Duman egzoz fanlarının kullanımının acil durumlarda oluşabilecek kayıpların önüne geçmede en önemli çözümlerin başında geldiğini ifade eden Systemair Türkiye İş Geliştirme Direktörü Tamer Şenyuva, “Duman tahliyesi, zehirli gazların azaltılması, itfaiyecilerin müdahalesini kolaylaştırma, sıcaklık kontrolü ve yangının yayılmasını önleme konusunda duman egzoz fanları, her bina için büyük önem taşıyor. Halihazırda günümüzde yapılan inşaat projelerinde duman egzoz fanları birçok ülkede yasal bir zorunluluk olarak kabul edilmiş durumda. Bu zorunluluk bina türüne, yüksekliğine, kullanım amacına ve bulunduğu ülkenin yangın yönetmeliklerine bağlı olarak değişiklik gösterebiliyor. Türkiye’de ise Binaların Yangından Korunması Hakkında Yönetmelik kapsamında belirli binalarda duman tahliye sistemleri ve duman egzoz fanları zorunlu kılınıyor. Bu da hiç kuşkusuz istenmeyen olası durumlarda hem can hem de mal güvenliğini maksimum düzeye çıkararak sürecin en az zararla atlatımasına imkan tanıyor” dedi.
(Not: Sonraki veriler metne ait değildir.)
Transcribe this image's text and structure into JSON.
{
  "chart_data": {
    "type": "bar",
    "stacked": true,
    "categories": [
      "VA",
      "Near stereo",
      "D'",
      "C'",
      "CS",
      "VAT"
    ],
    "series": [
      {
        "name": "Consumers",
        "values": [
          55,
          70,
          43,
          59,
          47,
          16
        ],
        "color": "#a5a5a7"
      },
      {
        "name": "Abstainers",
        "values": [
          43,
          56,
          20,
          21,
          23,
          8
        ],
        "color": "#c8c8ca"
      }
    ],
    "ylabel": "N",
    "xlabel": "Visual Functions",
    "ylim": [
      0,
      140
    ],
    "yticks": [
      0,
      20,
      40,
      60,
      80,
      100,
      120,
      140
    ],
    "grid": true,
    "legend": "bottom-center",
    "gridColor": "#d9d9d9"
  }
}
Yangın anında hızla devreye girerek olası riskleri azaltıyor

Systemair’in EN 12101-3 standardına uygun olarak ürettiği duman egzoz fanlarının farklı sıcaklık dayanımlarına sahip olduğunu vurgulayan Şenyuva, öne çıkan özellikleri şöyle açıkladı: “Dört farklı tipte üretilen duman egzoz fanlarımız, 200 Pa – 1.500 Pa arası değişkenlik gösterirken 500 m³/h’den 200 bin m³/h’ye kadar geniş kapasite ve değişik kanat yapısı seçeneklerine sahip. Yangın anında hızla devreye giren bu sistemler, aynı zamanda bina yönetim sistemleri (BMS) ile tam entegrasyon da yapılabiliyor. Sensörlerden gelen verilere göre otomatik çalışan duman egzoz fanları, yangın alarm sistemleriyle senkronize olmasından dolayı olası bir durumda hızlıca devreye giriyor. Aerodinamik tasarımı sayesinde hava akışında maksimum verimlilik sağlayan fan sistemlerimizin susturucu (silencer) ve özel pervane tasarımı ise gürültüyü minimum seviyeye indiriyor. Modellerimizin diğer avantajları arasında ise modüler sistem tasarımı sayesinde bina ihtiyacına göre özelleştirilmesi, yalnızca ihtiyaç anında devreye girerek gereksiz enerji tüketiminin önüne geçmesi, yağlama gerektirmeyen motor teknolojisi sayesinde bakım maliyetlerini düşürmesi ile dar alanlarda bakım ve montaj kolaylığı sağlıyor.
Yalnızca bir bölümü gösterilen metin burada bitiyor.